Use of Epigenetic Therapy Shortens Duration of Standard Chemotherapy for Ovarian Cancer with Minimal Toxicity to Normal Tissue
Author(s): Leona Chang, Krystal Hunter, James Aikins, Spencer Brown, Olga Ostrovsky
Objective: (1) Determine if sequential administration of standard chemotherapy (paclitaxel and cisplatin, P/C) with epigenetic drugs effectively targets ovarian cancer and limits toxicity to normal cells. (2) Define whether epigenetic treatment can shorten the exposure to P/C. Methods: Normal cells—adipocyte-derived stem cells (ASC), primary fibroblasts (PF), and human intestinal epithelial cells (HIEC-6)—were treated with 48 h IC50 values of P/C and epigenetic drugs, 5-azacytidine (AZA) and or suberoylanilide hydroxamic acid (SAHA), in combination and sequentially. The least toxic regimens to normal cells were administered to the ovarian cancer cell lines Caov-3, SKOV-3, OVCAR-3. Cell viability after treatments were assessed using the 3-(4,5-dimethylthiazol-2yl)-2,5-diphenyltetrazolium bromide (MTT) and cell count assays. Secretome analysis of conditioned medium collected from the treated ovarian cancer cells was performed using ELISA.

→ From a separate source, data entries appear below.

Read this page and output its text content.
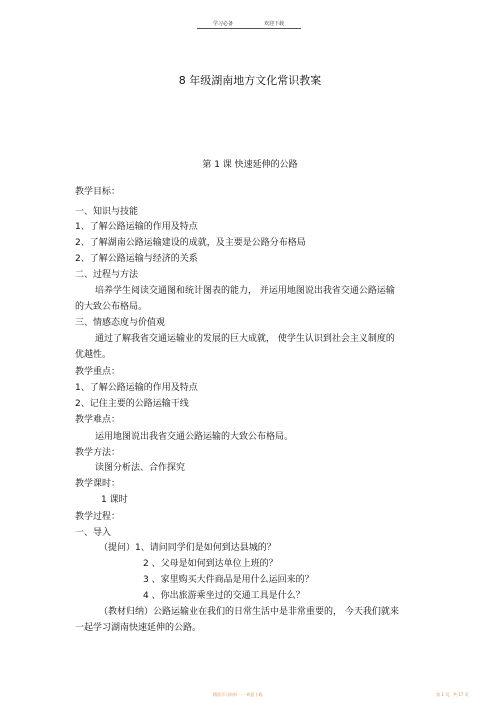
学习必备	欢迎下载
8 年级湖南地方文化常识教案
第 1 课 快速延伸的公路
教学目标：
一、知识与技能
1、了解公路运输的作用及特点
2、了解湖南公路运输建设的成就，及主要是公路分布格局
2、了解公路运输与经济的关系
二、过程与方法
培养学生阅读交通图和统计图表的能力， 并运用地图说出我省交通公路运输
的大致公布格局。
三、情感态度与价值观
通过了解我省交通运输业的发展的巨大成就， 使学生认识到社会主义制度的
优越性。
教学重点：
1、了解公路运输的作用及特点
2、记住主要的公路运输干线
教学难点：
运用地图说出我省交通公路运输的大致公布格局。
教学方法：
读图分析法、合作探究
教学课时：
1 课时
教学过程：
一、导入
（提问）1、请问同学们是如何到达县城的？
2 、父母是如何到达单位上班的？
3 、家里购买大件商品是用什么运回来的？
4 、你出旅游乘坐过的交通工具是什么？
（教材归纳）公路运输业在我们的日常生活中是非常重要的， 今天我们就来
一起学习湖南快速延伸的公路。
精选学习资料 - - - 欢迎下载	第 1 页，共 17 页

Results: P/C with AZA and SAHA targeted all ovarian cancer cell lines (82-99% cell death), but also caused significant normal cell death (66-100%). In contrast, P/C followed by AZA or SAHA is less toxic to ASC and PF (25-96% viability) when compared to a four-drug combination therapy (1% viability, p<0.0001). P/C followed by SAHA was least toxic to HIEC-6 (100% viability, p=0.0356). P/C followed by epigenetic drugs targets ovarian cancer cells more efficiently than two rounds of P/C (p<0.001). Levels of VEGF and IL-6 were downregulated after treatment with P/C followed by SAHA in SKOV-3 and OVCAR-3.
Conclusions: Sequential treatments of P/C with epigenetic drugs, specifically SAHA, preserves the viability of normal cells, efficiently targets ovarian cancer, and minimizes exposure to P/C.